Des gnomes célèbrent le solstice d’hiver dans ce tonneau placé devant le commerce Chez Bibi, près du Parc écologique Godefroy, par son créateur, Michel Marchand.

Les gnomes fêtent le solstice d’hiver

Bécancour — Le jeudi 21 décembre sera la journée la plus courte de l’année 2017. Dans un minuscule village situé sous (oui, oui, sous) le Parc écologique Godefroy, des êtres surnaturels célèbrent cette fête solaire qu’est le solstice d’hiver, en se gavant de sirop d’érable. Ces mystérieux habitants sont les gnomes de Bécancour.

Le visiteur averti peut apprécier, hiver comme été, les signes indéniables de leur présence dans la petite forêt.

Sur les troncs, on trouve des exemples de leur style architectural assez particulier: des portes et des fenêtres colorées aux formes hétéroclites, des cheminées toutes croches, des échelles et des escaliers permettant d’accéder aux cavités des arbres creux par où les gnomes (et parfois les écureuils) circulent discrètement.

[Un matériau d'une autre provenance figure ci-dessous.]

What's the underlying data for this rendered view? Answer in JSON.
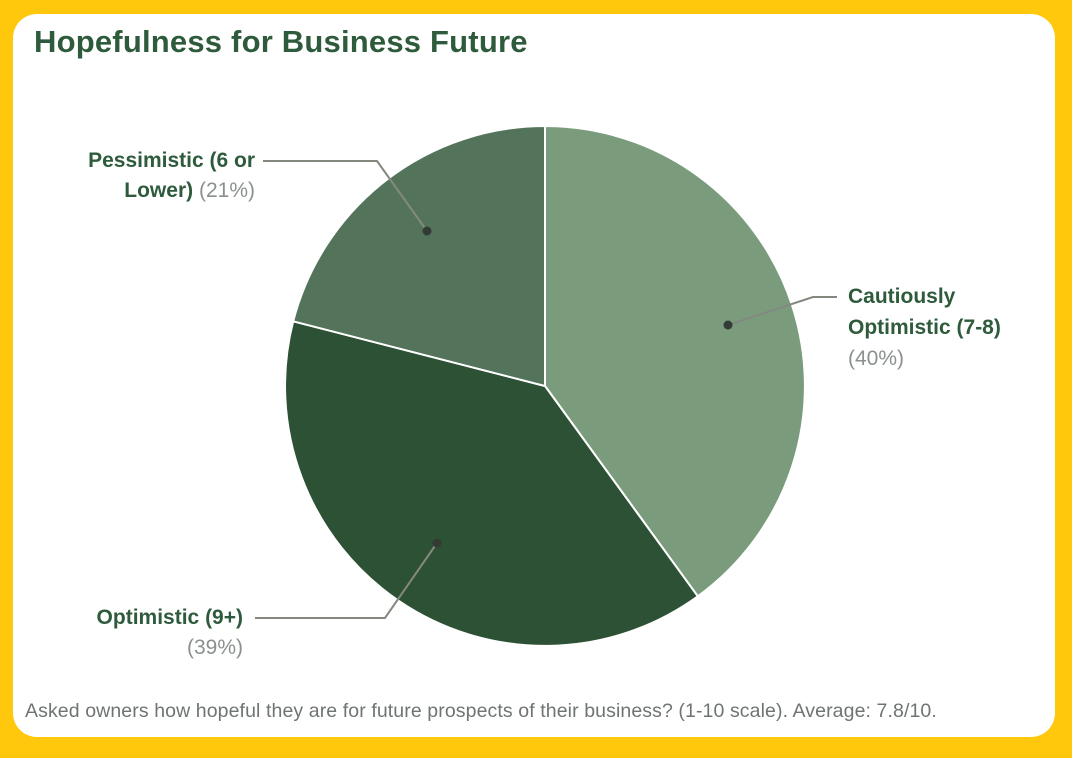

Leur concierge, réparateur et indéfectible ami, c’est Michel Marchand.

Deux fois par jour, été comme hiver, cet artisan de Bécancour offre bénévolement ses talents manuels et son imaginaire débordant au petit peuple qui s’est installé ici, en provenance de la Bretagne, dit-il. Il répare leurs portes un peu maltraitées par les petites mains malhabiles des enfants humains, balaie les feuilles mortes ou enlève la neige, remplace les pentures rouillées ou les bardeaux cassés des toitures, repeint les entrées défraîchies.

Autour du cou, l’homme porte un foulard en laine de chien tout à fait extraordinaire. Les poils proviennent en effet de l’épaisse toison de son bouvier bernois, Brutus, qui est le fier gardien du village des gnomes malgré un peu d’arthrite que lui inflige son âge avancé. C’est une artisane qui a cardé et filé cette laine toute brune, raconte-t-il.

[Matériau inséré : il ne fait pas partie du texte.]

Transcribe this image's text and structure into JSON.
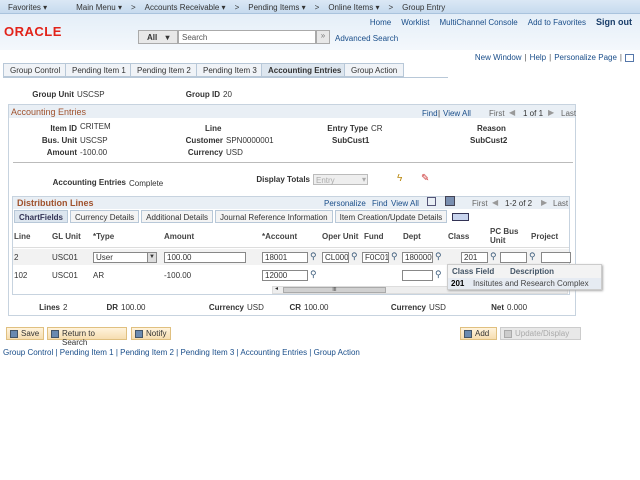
{
  "topnav": {
    "favorites": "Favorites ▾",
    "main_menu": "Main Menu ▾",
    "accounts_receivable": "Accounts Receivable ▾",
    "pending_items": "Pending Items ▾",
    "online_items": "Online Items ▾",
    "group_entry": "Group Entry",
    "sep": ">"
  },
  "header": {
    "logo": "ORACLE",
    "links": [
      "Home",
      "Worklist",
      "MultiChannel Console",
      "Add to Favorites"
    ],
    "sign_out": "Sign out",
    "search_scope": "All",
    "search_placeholder": "Search",
    "advanced_search": "Advanced Search"
  },
  "page_links": {
    "new_window": "New Window",
    "help": "Help",
    "personalize": "Personalize Page"
  },
  "tabs": [
    "Group Control",
    "Pending Item 1",
    "Pending Item 2",
    "Pending Item 3",
    "Accounting Entries",
    "Group Action"
  ],
  "active_tab": 4,
  "group": {
    "unit_label": "Group Unit",
    "unit": "USCSP",
    "id_label": "Group ID",
    "id": "20"
  },
  "accounting": {
    "title": "Accounting Entries",
    "find": "Find",
    "view_all": "View All",
    "first": "First",
    "count": "1 of 1",
    "last": "Last",
    "item_id_label": "Item ID",
    "item_id": "CRITEM",
    "line_label": "Line",
    "entry_type_label": "Entry Type",
    "entry_type": "CR",
    "reason_label": "Reason",
    "bus_unit_label": "Bus. Unit",
    "bus_unit": "USCSP",
    "customer_label": "Customer",
    "customer": "SPN0000001",
    "subcust1_label": "SubCust1",
    "subcust2_label": "SubCust2",
    "amount_label": "Amount",
    "amount": "-100.00",
    "currency_label": "Currency",
    "currency": "USD",
    "status_label": "Accounting Entries",
    "status": "Complete",
    "display_totals_label": "Display Totals",
    "display_totals": "Entry"
  },
  "dist": {
    "title": "Distribution Lines",
    "personalize": "Personalize",
    "find": "Find",
    "view_all": "View All",
    "first": "First",
    "count": "1-2 of 2",
    "last": "Last",
    "subtabs": [
      "ChartFields",
      "Currency Details",
      "Additional Details",
      "Journal Reference Information",
      "Item Creation/Update Details"
    ],
    "columns": [
      "Line",
      "GL Unit",
      "*Type",
      "Amount",
      "*Account",
      "Oper Unit",
      "Fund",
      "Dept",
      "Class",
      "PC Bus Unit",
      "Project"
    ],
    "rows": [
      {
        "line": "2",
        "gl_unit": "USC01",
        "type": "User",
        "amount": "100.00",
        "account": "18001",
        "oper_unit": "CL000",
        "fund": "F0C01",
        "dept": "180000",
        "class": "201",
        "pc_bus_unit": "",
        "project": ""
      },
      {
        "line": "102",
        "gl_unit": "USC01",
        "type": "AR",
        "amount": "-100.00",
        "account": "12000",
        "dept": ""
      }
    ],
    "dropdown": {
      "col1": "Class Field",
      "col2": "Description",
      "value": "201",
      "desc": "Insitutes and Research Complex"
    },
    "scroll_mid": "III"
  },
  "totals": {
    "lines_label": "Lines",
    "lines": "2",
    "dr_label": "DR",
    "dr": "100.00",
    "currency_label": "Currency",
    "currency": "USD",
    "cr_label": "CR",
    "cr": "100.00",
    "currency2": "USD",
    "net_label": "Net",
    "net": "0.000"
  },
  "buttons": {
    "save": "Save",
    "return": "Return to Search",
    "notify": "Notify",
    "add": "Add",
    "update": "Update/Display"
  },
  "footer_links": [
    "Group Control",
    "Pending Item 1",
    "Pending Item 2",
    "Pending Item 3",
    "Accounting Entries",
    "Group Action"
  ]
}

Le village des gnomes de Michel Marchand, qui donne dans le même genre d’originalité, a commencé à vraiment prendre son envol l’été dernier et il attire déjà beaucoup les enfants même s’il est relativement nouveau.

On aperçoit ici une porte d’entrée menant dans une des maisons des gnomes de Bécancour.

Les conseillers municipaux de la ville de Bécancour sont tombés sous le charme de ce petit «projet domiciliaire» tout à fait hors du commun et ont même contribué financièrement à le soutenir.

Dans le Parc des gnomes, au fil des sentiers bordés de clôtures habilement faites de branches enchevêtrées, on trouve une petite table, une chaise, des crayons et du papier grâce auxquels les enfants peuvent laisser des messages aux gnomes. Ils n’ont qu’à ouvrir la porte ou la fenêtre d’une des 15 maisons de gnomes pour y glisser leurs lettres.

Pas moins de 200 enfants ont ainsi communiqué, jusqu’à présent, avec ces nouveaux petits amis et c’est M. Marchand, évidemment, qui livre avec soin tout ce courrier aux gnomes.

Certains enfants demandent des jouets et des gâteries, d’autres laissent dans les petites maisons des figurines avec lesquelles d’autres enfants viennent s’amuser. Certains posent des questions du genre: «Comment fait-on pour avoir les oreilles pointues?»

Il y a toutefois des messages plus tristes, parfois, des confidences d’enfants malheureux qui vivent des difficultés familiales importantes et qui cherchent de l’espoir.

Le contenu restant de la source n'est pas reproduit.